It could be a function of several things.
I have a few videos from another postdoc, which use I think the default H.264 codec and less than half the bitrate with fairly low illumination. DLC struggles on these videos because they are so dark and grainy.
My lab didn’t like the DVR system anyway because the videos were so dark and grainy, so I embarked on a process of figuring out how we could improve the video quality, adding two different cameras and some sources of illumination as well as tweaking the settings on the devices.
(The Wyze cameras are OK for monitoring, but not so great for DLC due to blurring during fast motion.)
(The raspberry pi camera is great, but it’s difficult to set up and would be expensive to put in 12 boxes.)
Over about a week on the DVR, I :
(1) added diffuse IR illumination
(2) tweaked some image processing options
(3) boosted the bitrate substantially
(4) switched to the H.265+ codec
(5) modified the cam perspective to remove an annoying obfuscating object
I believe that it started doing this without the “plus” codec, but I am not sure. This means the behavior of the codec they use in general might depend on things like bitrate and dynamic range (overall illumination) also.

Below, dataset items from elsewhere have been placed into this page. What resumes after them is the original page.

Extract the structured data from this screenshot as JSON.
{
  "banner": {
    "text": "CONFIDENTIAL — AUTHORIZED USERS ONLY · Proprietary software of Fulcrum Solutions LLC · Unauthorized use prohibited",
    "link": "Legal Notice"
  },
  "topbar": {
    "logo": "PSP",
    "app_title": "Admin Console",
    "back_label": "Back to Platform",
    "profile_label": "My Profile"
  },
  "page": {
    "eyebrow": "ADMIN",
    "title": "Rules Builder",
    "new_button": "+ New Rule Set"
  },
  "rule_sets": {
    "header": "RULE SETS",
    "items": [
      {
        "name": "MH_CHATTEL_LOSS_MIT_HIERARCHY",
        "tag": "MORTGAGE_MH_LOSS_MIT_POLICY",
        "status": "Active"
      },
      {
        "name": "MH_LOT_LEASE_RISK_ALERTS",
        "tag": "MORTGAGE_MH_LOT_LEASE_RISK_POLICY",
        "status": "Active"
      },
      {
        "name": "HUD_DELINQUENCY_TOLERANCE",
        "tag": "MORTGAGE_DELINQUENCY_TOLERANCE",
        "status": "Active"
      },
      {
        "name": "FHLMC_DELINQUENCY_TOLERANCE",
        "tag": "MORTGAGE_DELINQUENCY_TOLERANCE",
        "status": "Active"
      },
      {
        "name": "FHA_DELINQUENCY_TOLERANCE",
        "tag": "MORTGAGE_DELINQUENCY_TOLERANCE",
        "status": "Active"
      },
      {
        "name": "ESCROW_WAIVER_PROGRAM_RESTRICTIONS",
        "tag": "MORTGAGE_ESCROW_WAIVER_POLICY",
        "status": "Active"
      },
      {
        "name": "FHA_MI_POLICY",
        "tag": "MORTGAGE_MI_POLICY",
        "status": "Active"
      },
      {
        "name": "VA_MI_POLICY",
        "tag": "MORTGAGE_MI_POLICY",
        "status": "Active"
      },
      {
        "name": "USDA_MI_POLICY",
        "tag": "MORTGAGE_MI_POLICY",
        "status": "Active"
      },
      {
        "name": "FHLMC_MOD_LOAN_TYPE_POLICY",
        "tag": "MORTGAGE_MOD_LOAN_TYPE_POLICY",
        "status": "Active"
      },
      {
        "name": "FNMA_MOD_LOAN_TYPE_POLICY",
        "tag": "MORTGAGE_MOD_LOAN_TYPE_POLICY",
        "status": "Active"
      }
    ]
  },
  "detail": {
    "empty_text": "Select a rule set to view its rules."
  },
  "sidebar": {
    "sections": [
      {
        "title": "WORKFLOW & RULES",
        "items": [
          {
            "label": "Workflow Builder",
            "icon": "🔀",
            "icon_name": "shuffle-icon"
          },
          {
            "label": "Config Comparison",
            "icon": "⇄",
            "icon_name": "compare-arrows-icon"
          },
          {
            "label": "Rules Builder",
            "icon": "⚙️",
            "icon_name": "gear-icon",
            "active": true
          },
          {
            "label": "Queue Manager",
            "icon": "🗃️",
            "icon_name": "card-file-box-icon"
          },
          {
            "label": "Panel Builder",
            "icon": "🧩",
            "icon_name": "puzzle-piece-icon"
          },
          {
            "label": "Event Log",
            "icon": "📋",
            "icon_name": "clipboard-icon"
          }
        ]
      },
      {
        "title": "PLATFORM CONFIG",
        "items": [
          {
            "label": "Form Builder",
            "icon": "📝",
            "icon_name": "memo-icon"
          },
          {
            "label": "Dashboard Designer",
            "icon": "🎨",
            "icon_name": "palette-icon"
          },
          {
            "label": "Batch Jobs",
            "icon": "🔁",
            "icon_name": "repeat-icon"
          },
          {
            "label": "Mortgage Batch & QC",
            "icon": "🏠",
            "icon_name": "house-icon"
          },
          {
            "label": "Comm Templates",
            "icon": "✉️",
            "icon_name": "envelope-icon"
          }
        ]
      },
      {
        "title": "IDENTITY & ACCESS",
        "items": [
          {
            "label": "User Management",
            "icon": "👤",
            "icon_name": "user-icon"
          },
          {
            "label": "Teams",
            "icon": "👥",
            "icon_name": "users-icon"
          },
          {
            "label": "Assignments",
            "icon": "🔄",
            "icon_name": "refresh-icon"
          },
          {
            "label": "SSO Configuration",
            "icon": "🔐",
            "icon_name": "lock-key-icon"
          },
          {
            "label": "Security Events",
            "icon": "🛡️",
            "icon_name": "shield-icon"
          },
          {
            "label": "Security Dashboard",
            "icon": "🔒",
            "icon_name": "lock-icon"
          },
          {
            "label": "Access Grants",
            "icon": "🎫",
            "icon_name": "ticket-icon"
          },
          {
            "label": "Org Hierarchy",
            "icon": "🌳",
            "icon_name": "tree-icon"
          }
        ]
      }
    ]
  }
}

The information and control over which specific codec is being used isn’t very specific as far as I can tell, but perhaps I don’t know how to spot the difference in the metadata between the codec versions.
This DVR seems to be designed with a large amount of flexibility, and it also seems to be intended for use with a large number of cameras, as it supports IP and analog cameras simultaneously. The interface allows for selection of FPS, and this one is currently set to “camera max” or something similar to that, which it seems to interpret as “50 fps”. I am not certain how to check if it really is 50 FPS or not, but it does take what appear to be substantially clearer looking frames compared to the Wyze Cam @ 10 or 15 FPS, which does not take clear frames when the animal moves rapidly.
The cameras are some sort of thimble sized Foxeer brand model, but I can’t figure out exactly which one they are to learn more about its specs.
In any event, I tried feeding DLC these weird looking frames to see what it would do, as it almost looks like the compression algorithm sort of preselects a set of features for the network to learn while removing background noise. DLC did a fairly decent job of detecting the animal and pose without a lot of special effort on my end. (I basically ignored the very low contrast delta frames, but labeled most relatively good looking ghost rat frames.)
The only weird thing it did was something I have seen reported elsewhere on the forum. During analysis and video generation, it seems to have only processed a little over 50% of the frames. This still makes an OK looking data set and useable telemetry data series, but it is a little weird.
I have not yet tried this with the raspberry pi camera, which was often recording at 80 or 110 fps next to this camera because the files are huge, even with the h264 compression that the pi defaults to. (This is like 3+ GB for 30 minutes on the pi vs around 80 MB on the DVR.) The other potential problem is that the pi is heavily saturated by the indicator LEDs on the headstage of the wired rats, and DLC seems to sometimes find this a bit confusing, because there are other lights and panels in the chamber that come on during the behavior. Finally, I run the Pi FPS so high to keep the frames clear and not blurred during any fast motion, but I don’t expect that I would actually need that level of temporal granularity. However, I have not found a way to perform the equivalent of a downsample function on the video in DLC. (My concern here is that sometimes the rat is on for an hour, which is a lot of frames @ 80 or 110.)
I wanted to try the DVR videos first because it would be easier to distribute to my lab as a solution, but maybe I’ll just have to mess around with this some more.
I should also try grabbing frames in Matlab and see what it does with the DVR file. (It might refuse entirely.)
Correction : The video looks really weird in VLC and appears to effectively run at 25 FPS.